Con el Renacimiento reaparece el pensamiento laico, tapado hasta entonces por las discusiones teológicas. Maquiavelo no se anda con bobadas y explica lo que debe hacer un príncipe para mantenerse en el poder y ampliarlo, aunque no escribe nada sobre el fin y los medios ni sobre la “razón de estado“. Un par de decenios después el gran Ignacio de Loyola, que tampoco escribió sobre el fin y los medios, tiene bien claro que para que la Iglesia recupere el poder que se le escapaba con la reforma -el fin-, hay que usar medios a veces no muy ortodoxos, incluso militares: “fundador sois Ignacio y General “… dice el himno de la orden.

Los primeros que lo dejaron por escrito, a mediados del siglo XVII fueron el jesuita Baltasar Gracián : “ Todo lo dora un buen fin , aunque los desmientan los desaciertos de los medios “ Y  el teólogo Hermann Busenbaum : “ Cuando el fin es licito, también lo son los medios”.

Así aparece el” consecuencialismo”: la acción se valora por las consecuencias.  Es correcta si produce más bien que mal “De ahí procede el utilitarismo de Bentham:  la mejor opción es la que produce mayor bien“.

Durante la Ilustración, la revolución francesa, el romanticismo y su hijo el nacionalismo, el pensamiento dominante pretende obtener unos fines tan importantes como: la independencia de naciones oprimidas, la supresión de las monarquías absolutas, la modernización de la sociedad… que los brutales medios: millones y millones de muertos -Napoleón como ejemplo- estaban justificados.

Una vez conseguidos los fines por los que pelearon, las sociedades occidentales recuperaron eso de que los principios morales son fundamentales.

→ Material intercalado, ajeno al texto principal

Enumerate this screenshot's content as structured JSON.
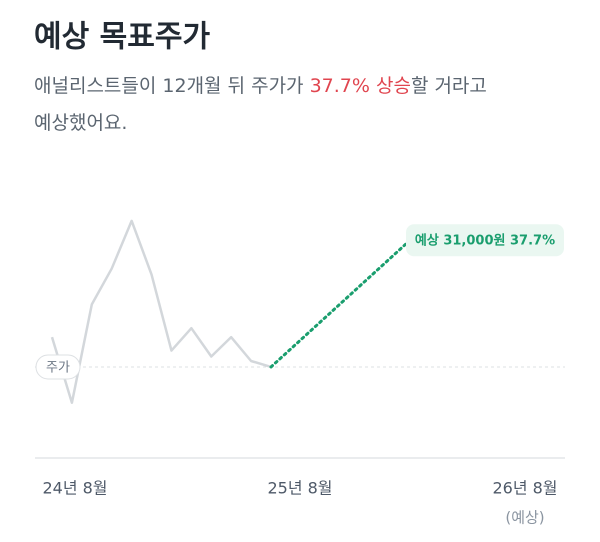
{
  "chart_data": {
    "type": "line",
    "title": "예상 목표주가",
    "subtitle_parts": [
      "애널리스트들이 12개월 뒤 주가가 ",
      "37.7% 상승",
      "할 거라고 예상했어요."
    ],
    "series": [
      {
        "name": "주가",
        "color": "#d3d7db",
        "values": [
          24500,
          20100,
          26700,
          29100,
          32300,
          28700,
          23600,
          25100,
          23200,
          24500,
          22900,
          22500
        ]
      },
      {
        "name": "예상",
        "color": "#1a9e6e",
        "values": [
          22500,
          31000
        ]
      }
    ],
    "target_label": "예상 31,000원 37.7%",
    "ylim": [
      17600,
      33700
    ],
    "xticks": [
      "24년 8월",
      "25년 8월",
      "26년 8월"
    ],
    "x_note": "(예상)"
  }
}
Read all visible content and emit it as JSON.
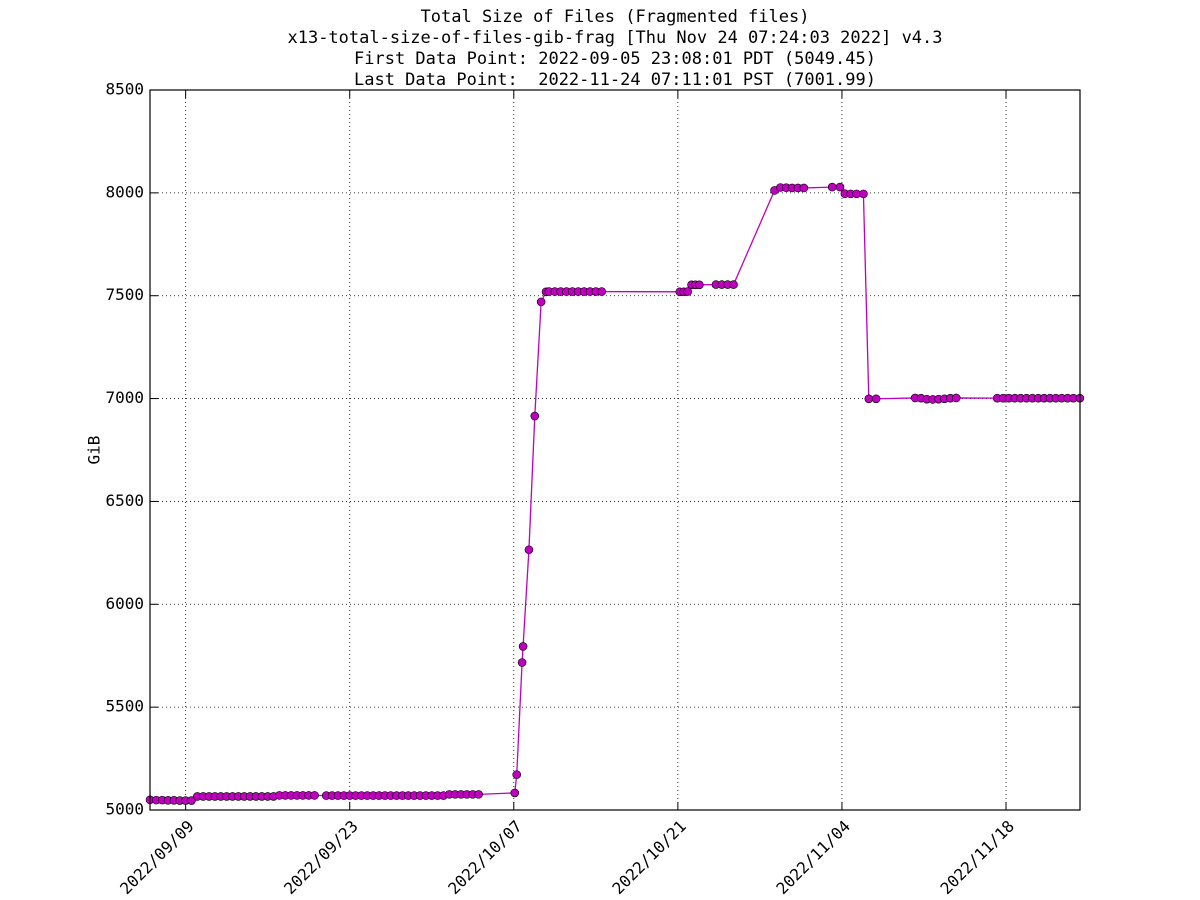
{
  "chart_data": {
    "type": "line",
    "title": "Total Size of Files (Fragmented files)",
    "subtitle": [
      "x13-total-size-of-files-gib-frag [Thu Nov 24 07:24:03 2022] v4.3",
      "First Data Point: 2022-09-05 23:08:01 PDT (5049.45)",
      "Last Data Point:  2022-11-24 07:11:01 PST (7001.99)"
    ],
    "y_label": "GiB",
    "color": "#bf00bf",
    "grid": true,
    "xlim": [
      "2022-09-05T23:00",
      "2022-11-24T07:30"
    ],
    "xticks": [
      {
        "value": "2022-09-09T00:00",
        "label": "2022/09/09"
      },
      {
        "value": "2022-09-23T00:00",
        "label": "2022/09/23"
      },
      {
        "value": "2022-10-07T00:00",
        "label": "2022/10/07"
      },
      {
        "value": "2022-10-21T00:00",
        "label": "2022/10/21"
      },
      {
        "value": "2022-11-04T00:00",
        "label": "2022/11/04"
      },
      {
        "value": "2022-11-18T00:00",
        "label": "2022/11/18"
      }
    ],
    "ylim": [
      5000,
      8500
    ],
    "yticks": [
      5000,
      5500,
      6000,
      6500,
      7000,
      7500,
      8000,
      8500
    ],
    "x": [
      "2022-09-05T23:08",
      "2022-09-06T12:00",
      "2022-09-07T00:00",
      "2022-09-07T12:00",
      "2022-09-08T00:00",
      "2022-09-08T12:00",
      "2022-09-09T00:00",
      "2022-09-09T12:00",
      "2022-09-10T00:00",
      "2022-09-10T12:00",
      "2022-09-11T00:00",
      "2022-09-11T12:00",
      "2022-09-12T00:00",
      "2022-09-12T12:00",
      "2022-09-13T00:00",
      "2022-09-13T12:00",
      "2022-09-14T00:00",
      "2022-09-14T12:00",
      "2022-09-15T00:00",
      "2022-09-15T12:00",
      "2022-09-16T00:00",
      "2022-09-16T12:00",
      "2022-09-17T00:00",
      "2022-09-17T12:00",
      "2022-09-18T00:00",
      "2022-09-18T12:00",
      "2022-09-19T00:00",
      "2022-09-19T12:00",
      "2022-09-20T00:00",
      "2022-09-21T00:00",
      "2022-09-21T12:00",
      "2022-09-22T00:00",
      "2022-09-22T12:00",
      "2022-09-23T00:00",
      "2022-09-23T12:00",
      "2022-09-24T00:00",
      "2022-09-24T12:00",
      "2022-09-25T00:00",
      "2022-09-25T12:00",
      "2022-09-26T00:00",
      "2022-09-26T12:00",
      "2022-09-27T00:00",
      "2022-09-27T12:00",
      "2022-09-28T00:00",
      "2022-09-28T12:00",
      "2022-09-29T00:00",
      "2022-09-29T12:00",
      "2022-09-30T00:00",
      "2022-09-30T12:00",
      "2022-10-01T00:00",
      "2022-10-01T12:00",
      "2022-10-02T00:00",
      "2022-10-02T12:00",
      "2022-10-03T00:00",
      "2022-10-03T12:00",
      "2022-10-04T00:00",
      "2022-10-07T02:00",
      "2022-10-07T06:00",
      "2022-10-07T17:00",
      "2022-10-07T19:00",
      "2022-10-08T07:00",
      "2022-10-08T19:00",
      "2022-10-09T08:00",
      "2022-10-09T18:00",
      "2022-10-10T00:00",
      "2022-10-10T12:00",
      "2022-10-11T00:00",
      "2022-10-11T12:00",
      "2022-10-12T00:00",
      "2022-10-12T12:00",
      "2022-10-13T00:00",
      "2022-10-13T12:00",
      "2022-10-14T00:00",
      "2022-10-14T12:00",
      "2022-10-21T04:00",
      "2022-10-21T12:00",
      "2022-10-21T20:00",
      "2022-10-22T04:00",
      "2022-10-22T12:00",
      "2022-10-22T20:00",
      "2022-10-24T06:00",
      "2022-10-24T18:00",
      "2022-10-25T06:00",
      "2022-10-25T18:00",
      "2022-10-29T06:00",
      "2022-10-29T18:00",
      "2022-10-30T06:00",
      "2022-10-30T18:00",
      "2022-10-31T06:00",
      "2022-10-31T18:00",
      "2022-11-03T04:00",
      "2022-11-03T20:00",
      "2022-11-04T06:00",
      "2022-11-04T18:00",
      "2022-11-05T06:00",
      "2022-11-05T20:00",
      "2022-11-06T07:00",
      "2022-11-06T22:00",
      "2022-11-10T06:00",
      "2022-11-10T18:00",
      "2022-11-11T06:00",
      "2022-11-11T18:00",
      "2022-11-12T06:00",
      "2022-11-12T18:00",
      "2022-11-13T06:00",
      "2022-11-13T18:00",
      "2022-11-17T06:00",
      "2022-11-17T18:00",
      "2022-11-18T06:00",
      "2022-11-18T18:00",
      "2022-11-19T06:00",
      "2022-11-19T18:00",
      "2022-11-20T06:00",
      "2022-11-20T18:00",
      "2022-11-21T06:00",
      "2022-11-21T18:00",
      "2022-11-22T06:00",
      "2022-11-22T18:00",
      "2022-11-23T06:00",
      "2022-11-23T18:00",
      "2022-11-24T07:11"
    ],
    "values": [
      5049.45,
      5048,
      5048,
      5047,
      5047,
      5046,
      5046,
      5046,
      5066,
      5066,
      5066,
      5066,
      5066,
      5066,
      5066,
      5066,
      5066,
      5066,
      5066,
      5066,
      5066,
      5066,
      5071,
      5071,
      5071,
      5071,
      5071,
      5071,
      5071,
      5070,
      5070,
      5070,
      5070,
      5070,
      5070,
      5070,
      5070,
      5070,
      5070,
      5070,
      5070,
      5070,
      5070,
      5070,
      5070,
      5070,
      5070,
      5070,
      5070,
      5070,
      5076,
      5076,
      5076,
      5076,
      5076,
      5076,
      5083,
      5172,
      5717,
      5795,
      6265,
      6915,
      7470,
      7519,
      7520,
      7520,
      7520,
      7520,
      7520,
      7520,
      7520,
      7520,
      7520,
      7520,
      7519,
      7519,
      7520,
      7553,
      7553,
      7553,
      7554,
      7554,
      7554,
      7554,
      8012,
      8026,
      8025,
      8024,
      8024,
      8024,
      8028,
      8028,
      7996,
      7995,
      7995,
      7995,
      6999,
      6999,
      7003,
      7002,
      6997,
      6996,
      6997,
      6999,
      7002,
      7003,
      7002,
      7002,
      7002,
      7002,
      7002,
      7002,
      7002,
      7002,
      7002,
      7002,
      7002,
      7002,
      7002,
      7002,
      7001.99
    ]
  }
}
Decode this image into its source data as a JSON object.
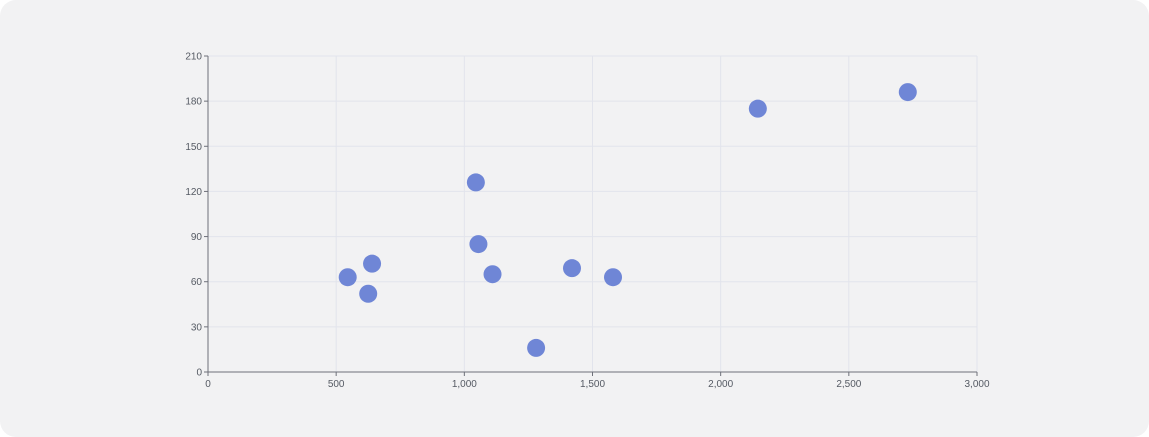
{
  "chart_data": {
    "type": "scatter",
    "title": "",
    "xlabel": "",
    "ylabel": "",
    "xlim": [
      0,
      3000
    ],
    "ylim": [
      0,
      210
    ],
    "x_ticks": [
      0,
      500,
      1000,
      1500,
      2000,
      2500,
      3000
    ],
    "x_tick_labels": [
      "0",
      "500",
      "1,000",
      "1,500",
      "2,000",
      "2,500",
      "3,000"
    ],
    "y_ticks": [
      0,
      30,
      60,
      90,
      120,
      150,
      180,
      210
    ],
    "y_tick_labels": [
      "0",
      "30",
      "60",
      "90",
      "120",
      "150",
      "180",
      "210"
    ],
    "grid": true,
    "legend": "none",
    "point_color": "#6f86d6",
    "series": [
      {
        "points": [
          {
            "x": 545,
            "y": 63
          },
          {
            "x": 640,
            "y": 72
          },
          {
            "x": 625,
            "y": 52
          },
          {
            "x": 1045,
            "y": 126
          },
          {
            "x": 1055,
            "y": 85
          },
          {
            "x": 1110,
            "y": 65
          },
          {
            "x": 1280,
            "y": 16
          },
          {
            "x": 1420,
            "y": 69
          },
          {
            "x": 1580,
            "y": 63
          },
          {
            "x": 2145,
            "y": 175
          },
          {
            "x": 2730,
            "y": 186
          }
        ]
      }
    ]
  }
}
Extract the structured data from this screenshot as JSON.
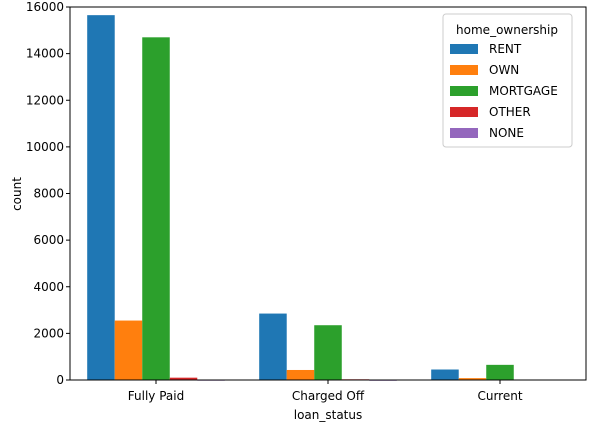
{
  "chart_data": {
    "type": "bar",
    "title": "",
    "xlabel": "loan_status",
    "ylabel": "count",
    "categories": [
      "Fully Paid",
      "Charged Off",
      "Current"
    ],
    "ylim": [
      0,
      16000
    ],
    "yticks": [
      0,
      2000,
      4000,
      6000,
      8000,
      10000,
      12000,
      14000,
      16000
    ],
    "grid": false,
    "legend": {
      "title": "home_ownership",
      "placement": "top-right"
    },
    "series": [
      {
        "name": "RENT",
        "color": "#1f77b4",
        "values": [
          15650,
          2850,
          450
        ]
      },
      {
        "name": "OWN",
        "color": "#ff7f0e",
        "values": [
          2550,
          430,
          80
        ]
      },
      {
        "name": "MORTGAGE",
        "color": "#2ca02c",
        "values": [
          14700,
          2350,
          650
        ]
      },
      {
        "name": "OTHER",
        "color": "#d62728",
        "values": [
          100,
          30,
          0
        ]
      },
      {
        "name": "NONE",
        "color": "#9467bd",
        "values": [
          5,
          2,
          0
        ]
      }
    ]
  }
}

La Iglesia Católica dejó por escrito, en el catecismo de 1892, que el fin no justifica los medios, pero pocos lo creen. Los bombardeos indiscriminados de ciudades en Alemania o el lanzamiento de bombas atómicas en Japón, con millones de víctimas, cuando la guerra ya estaba resuelta, nos han demostrado como un fin, que hoy parece secundario: mandar un mensaje a la Unión Soviética: estos son nuestros poderes, se consigue con medios inmorales sin que haya oposición -ni siquiera de las Iglesias-.

En el siglo XXI seguimos igual: Hamás, con el fin de llamar la atención mundial sobre la situación en Gaza, comete salvajes crímenes, con la comprensión de gran parte de las “opiniones públicas “en algunos países de la región, tras lo que Netanyahu, apoyado por gobiernos occidentales, con el fin de terminar con Hamas, acaba por el camino con la vida de miles y miles de palestinos que nada tienen que ver con el grupo terrorista. En Estado Unidos basta con que el presidente firme una “orden ejecutiva“ para que las fuerzas especiales liquiden a un “enemigo de los Estados Unidos“.

En nuestra esquinita del mundo, afortunadamente sin muertos, el presidente del gobierno, para mantenerse en el puesto, concede ventajas a quienes se lo pueden garantizar, mientras que la oposición que quiere que su jefe ocupe ese lugar, utiliza todos los medios a su disposición: políticos, mediáticos, judiciales, callejeros, para intentar volver al volver al punto de partida .

 Ambos aseguran que el fin que buscan es el bien de España.  Desde hace tres siglos sabemos que si el fin es licito también lo son los medios.